Les deux voyageurs suivaient, au petit pas, les derniers detours d’un sentier etroit qui descendait en

Le comte s’arreta et poussa un cri d’admiration a la vue du magnifique kaleidoscope qui se deroulait devant ses yeux. –Ah, ah! fit Olivier, je sais que vous etes amateur, c’est une surprise que je vous menageais; comment la trouvez-vous? –C’est admirable, je n’ai jamais rien vu d’aussi beau, s’ecria le jeune homme avec enthousiasme. –Oui, reprit l’aventurier avec un soupir etouffe, c’est assez bien, pour un paysage gate par la main des hommes; je vous l’ai dit plusieurs fois deja: c’est seulement dans les hautes savanes du grand desert mexicain qu’il est possible de voir la nature telle que Dieu l’a faite; ceci n’est qu’un decor d’opera en comparaison, une nature de convention qui n’a pas de raison d’etre et qui ne signifie rien.

Le comte sourit a cette boutade.

–De convention ou non, moi je trouve cette vue admirable.

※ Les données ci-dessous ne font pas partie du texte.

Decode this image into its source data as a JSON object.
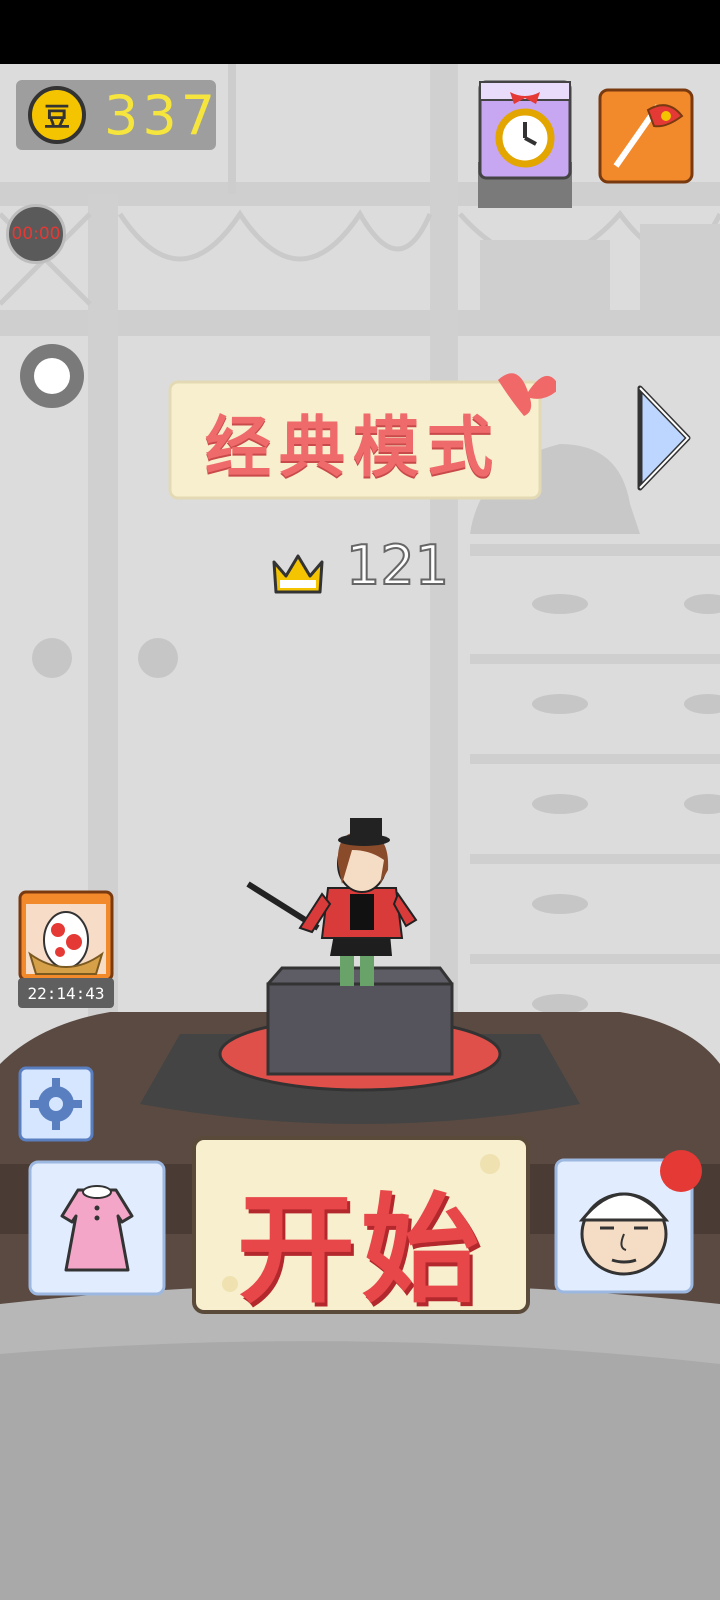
{
  "hud": {
    "coin_icon_glyph": "豆",
    "coin_count": "337",
    "timer_text": "00:00"
  },
  "mode": {
    "title": "经典模式"
  },
  "score": {
    "best": "121"
  },
  "egg": {
    "countdown": "22:14:43"
  },
  "start": {
    "label": "开始"
  },
  "icons": {
    "coin": "coin-icon",
    "timer": "timer-icon",
    "record": "record-icon",
    "clock_gift": "alarm-clock-icon",
    "flag": "flag-icon",
    "next": "chevron-right-icon",
    "crown": "crown-icon",
    "egg": "egg-nest-icon",
    "settings": "gear-icon",
    "dress": "dress-icon",
    "character": "uncle-face-icon"
  },
  "colors": {
    "coin_text": "#f6e53d",
    "accent_red": "#e8474a",
    "banner_cream": "#f7efcd",
    "crown_gold": "#f4c400",
    "notification": "#e53935"
  }
}
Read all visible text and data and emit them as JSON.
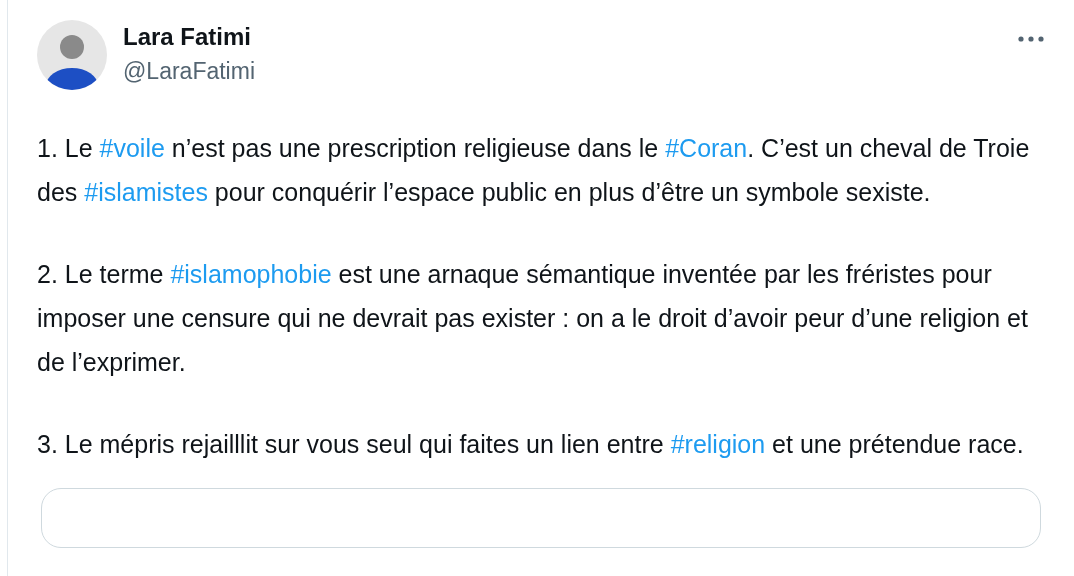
{
  "author": {
    "name": "Lara Fatimi",
    "handle": "@LaraFatimi"
  },
  "paragraphs": [
    [
      {
        "kind": "text",
        "text": "1. Le "
      },
      {
        "kind": "hashtag",
        "text": "#voile"
      },
      {
        "kind": "text",
        "text": " n’est pas une prescription religieuse dans le "
      },
      {
        "kind": "hashtag",
        "text": "#Coran"
      },
      {
        "kind": "text",
        "text": ". C’est un cheval de Troie des "
      },
      {
        "kind": "hashtag",
        "text": "#islamistes"
      },
      {
        "kind": "text",
        "text": " pour conquérir l’espace public en plus d’être un symbole sexiste."
      }
    ],
    [
      {
        "kind": "text",
        "text": "2. Le terme "
      },
      {
        "kind": "hashtag",
        "text": "#islamophobie"
      },
      {
        "kind": "text",
        "text": " est une arnaque sémantique inventée par les fréristes pour imposer une censure qui ne devrait pas exister : on a le droit d’avoir peur d’une religion et de l’exprimer."
      }
    ],
    [
      {
        "kind": "text",
        "text": "3. Le mépris rejailllit sur vous seul qui faites un lien entre "
      },
      {
        "kind": "hashtag",
        "text": "#religion"
      },
      {
        "kind": "text",
        "text": " et une prétendue race."
      }
    ]
  ]
}
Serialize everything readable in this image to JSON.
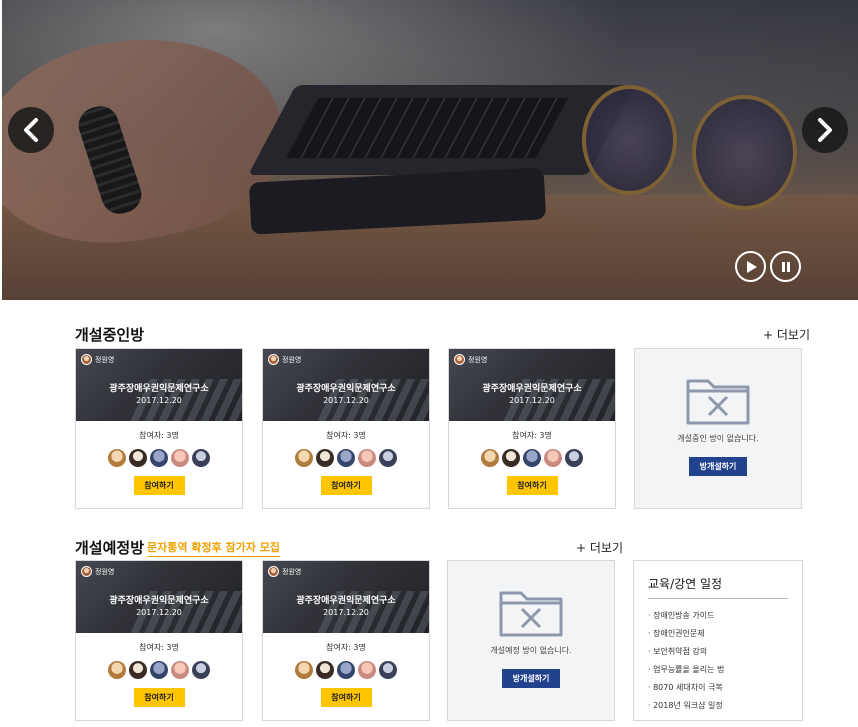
{
  "hero": {
    "prev_icon": "chevron-left-icon",
    "next_icon": "chevron-right-icon",
    "play_icon": "play-icon",
    "pause_icon": "pause-icon"
  },
  "open_rooms": {
    "title": "개설중인방",
    "more": "+ 더보기",
    "cards": [
      {
        "host": "정원영",
        "org": "광주장애우권익문제연구소",
        "date": "2017.12.20",
        "participants": "참여자: 3명",
        "join": "참여하기"
      },
      {
        "host": "정원영",
        "org": "광주장애우권익문제연구소",
        "date": "2017.12.20",
        "participants": "참여자: 3명",
        "join": "참여하기"
      },
      {
        "host": "정원영",
        "org": "광주장애우권익문제연구소",
        "date": "2017.12.20",
        "participants": "참여자: 3명",
        "join": "참여하기"
      }
    ],
    "empty": {
      "message": "개설중인 방이 없습니다.",
      "button": "방개설하기"
    }
  },
  "scheduled_rooms": {
    "title": "개설예정방",
    "subtitle": "문자통역 확정후 참가자 모집",
    "more": "+ 더보기",
    "cards": [
      {
        "host": "정원영",
        "org": "광주장애우권익문제연구소",
        "date": "2017.12.20",
        "participants": "참여자: 3명",
        "join": "참여하기"
      },
      {
        "host": "정원영",
        "org": "광주장애우권익문제연구소",
        "date": "2017.12.20",
        "participants": "참여자: 3명",
        "join": "참여하기"
      }
    ],
    "empty": {
      "message": "개설예정 방이 없습니다.",
      "button": "방개설하기"
    }
  },
  "schedule": {
    "title": "교육/강연 일정",
    "items": [
      "장애인방송 가이드",
      "장애인권인문제",
      "보안취약점 강의",
      "업무능률을 올리는 법",
      "8070 세대차이 극복",
      "2018년 워크샵 일정"
    ]
  },
  "colors": {
    "join_button": "#ffc600",
    "create_button": "#23428d",
    "subtitle_accent": "#f0a000"
  }
}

–Oui, oui, je vous le repete, c’est assez bien reussi. Songez combien ce paysage devait etre beau, aux premiers jours du monde, puisque malgre tous leurs efforts maladroits, les hommes ne sont pas encore parvenus a le gater entierement.

Les rires du jeune homme redoublerent a ces paroles. –Sur ma foi! dit-il, vous etes un charmant compagnon, monsieur Olivier, et lorsque je me serai separe de vous, bien souvent je regretterai votre agreable compagnie. –Alors preparez-vous a me regretter, monsieur le comte, repondit-il en souriant, car nous n’avons plus que quelques instants a passer ensemble. –Comment cela? –Une heure tout au plus, pas davantage, mais continuons notre route: le soleil commence a devenir chaud et l’ombrage des arbres qui sont la-bas nous sera fort agreable. Ils lacherent la bride a leurs chevaux et reprirent au petit pas la descente presqu’insensible qui les devait conduire dans la plaine.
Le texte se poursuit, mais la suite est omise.